Monday, October 24, 2016

Rocktober Deep Cut Artist #16: Helloween

For the criteria for bands and artists to be considered "deep cut artists," click here.

Band or artist:  Helloween
Where from:  Germany
Years active:  1984–present
Number of studio albums:  15
Highest-charting single on the Billboard Hot 100:  N/A
Highest-charting studio album on the Billboard 200:  Straight Out of Hell (#97)

With Halloween only a week away, we now enter the phase of Rocktober that focuses on songs and artists with dark, evil, or mischievous themes.  An obvious choice is today's Deep Cut Artist, German power metal band Helloween.  The band has been continuously putting out albums for the last 31 years, albeit with a couple lineup changes.  They are regarded as one of the more influential European metal bands to come out of the '80s, and they basically invented the power metal genre –- a subgenre of heavy metal that combines traditional heavy metal or speed metal with symphonic elements and often medieval and mythological imagery -- with their 1987 release, Keeper of the Seven Keys: Part 1.

I remember hearing about Helloween back in the late '80s, probably in Metal Edge magazine.  As a big fan of Halloween and puns, I enjoyed the name, even if I didn't know much of their music.  They also had cool album covers.  The band has enjoyed success in Europe, including their native Germany (five Top 20 albums), as well as Japan (eight Top 10 albums, including a #1 album of karaoke songs).  Due to some internal strife at inopportune times (including the abrupt departure of founding guitarist Kai Hansen in 1988), the band never quite broke through in the US.  In the US, only two albums have charted on the Billboard 200 album charts:  their 1989 live album I Want Out (#123) and 2013's Straight Out of Hell (#97). 

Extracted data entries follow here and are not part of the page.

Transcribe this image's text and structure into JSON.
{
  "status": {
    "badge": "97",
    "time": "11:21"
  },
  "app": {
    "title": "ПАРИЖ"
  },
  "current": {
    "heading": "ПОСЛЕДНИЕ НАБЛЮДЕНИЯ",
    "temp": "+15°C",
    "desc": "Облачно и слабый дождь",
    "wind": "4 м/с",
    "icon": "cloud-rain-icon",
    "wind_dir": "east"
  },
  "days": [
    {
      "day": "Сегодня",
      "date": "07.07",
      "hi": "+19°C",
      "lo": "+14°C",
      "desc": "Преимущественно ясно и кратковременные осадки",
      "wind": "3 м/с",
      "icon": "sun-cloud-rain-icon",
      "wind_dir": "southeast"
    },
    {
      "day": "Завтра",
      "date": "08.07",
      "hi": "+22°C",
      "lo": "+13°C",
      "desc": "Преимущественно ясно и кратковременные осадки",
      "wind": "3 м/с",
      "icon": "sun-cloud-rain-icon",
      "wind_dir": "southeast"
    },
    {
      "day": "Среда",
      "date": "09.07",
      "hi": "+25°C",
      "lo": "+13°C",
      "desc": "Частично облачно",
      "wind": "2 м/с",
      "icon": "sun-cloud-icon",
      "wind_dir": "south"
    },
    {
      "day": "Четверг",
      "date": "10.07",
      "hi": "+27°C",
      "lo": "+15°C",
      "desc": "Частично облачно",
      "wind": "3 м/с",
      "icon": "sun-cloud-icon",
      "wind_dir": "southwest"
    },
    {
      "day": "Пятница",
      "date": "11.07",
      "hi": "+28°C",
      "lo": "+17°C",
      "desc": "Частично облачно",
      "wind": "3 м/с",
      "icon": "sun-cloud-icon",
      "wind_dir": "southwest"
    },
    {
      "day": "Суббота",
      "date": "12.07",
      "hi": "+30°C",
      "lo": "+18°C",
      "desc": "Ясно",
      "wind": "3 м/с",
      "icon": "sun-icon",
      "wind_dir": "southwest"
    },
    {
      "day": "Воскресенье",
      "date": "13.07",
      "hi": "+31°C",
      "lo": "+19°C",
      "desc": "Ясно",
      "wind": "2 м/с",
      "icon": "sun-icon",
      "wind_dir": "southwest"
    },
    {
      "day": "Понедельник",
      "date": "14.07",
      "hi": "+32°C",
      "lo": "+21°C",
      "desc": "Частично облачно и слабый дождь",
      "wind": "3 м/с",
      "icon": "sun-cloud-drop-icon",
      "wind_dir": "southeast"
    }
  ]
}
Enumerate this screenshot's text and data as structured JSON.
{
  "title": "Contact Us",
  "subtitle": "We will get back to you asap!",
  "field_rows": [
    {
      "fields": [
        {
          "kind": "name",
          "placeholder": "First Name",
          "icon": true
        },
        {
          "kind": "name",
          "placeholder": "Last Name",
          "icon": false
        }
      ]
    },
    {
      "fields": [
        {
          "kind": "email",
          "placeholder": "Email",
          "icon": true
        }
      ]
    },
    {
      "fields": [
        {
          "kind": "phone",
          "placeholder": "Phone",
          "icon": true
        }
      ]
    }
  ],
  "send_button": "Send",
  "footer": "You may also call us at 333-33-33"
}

The song I'm going with is not the obvious choice, "Halloween" (off of 1987's Keeper of the Seven Keys: Part 1), but rather another one of the band's songs that made its way onto my Halloween playlist, "Mr. Torture."  Released on their The Dark Ride album in 2000, "Mr. Torture" is a darkly humorous song about a guy named Mr. Torture who provides remote BDSM services for lonely ladies who might crave that kind of thing.  You can call him, you can check out his web cam.  Hell, you can even visit him live if you want to go to the "torture chamber."  After all, Mr. Torture sells pain to the housewives in Spain.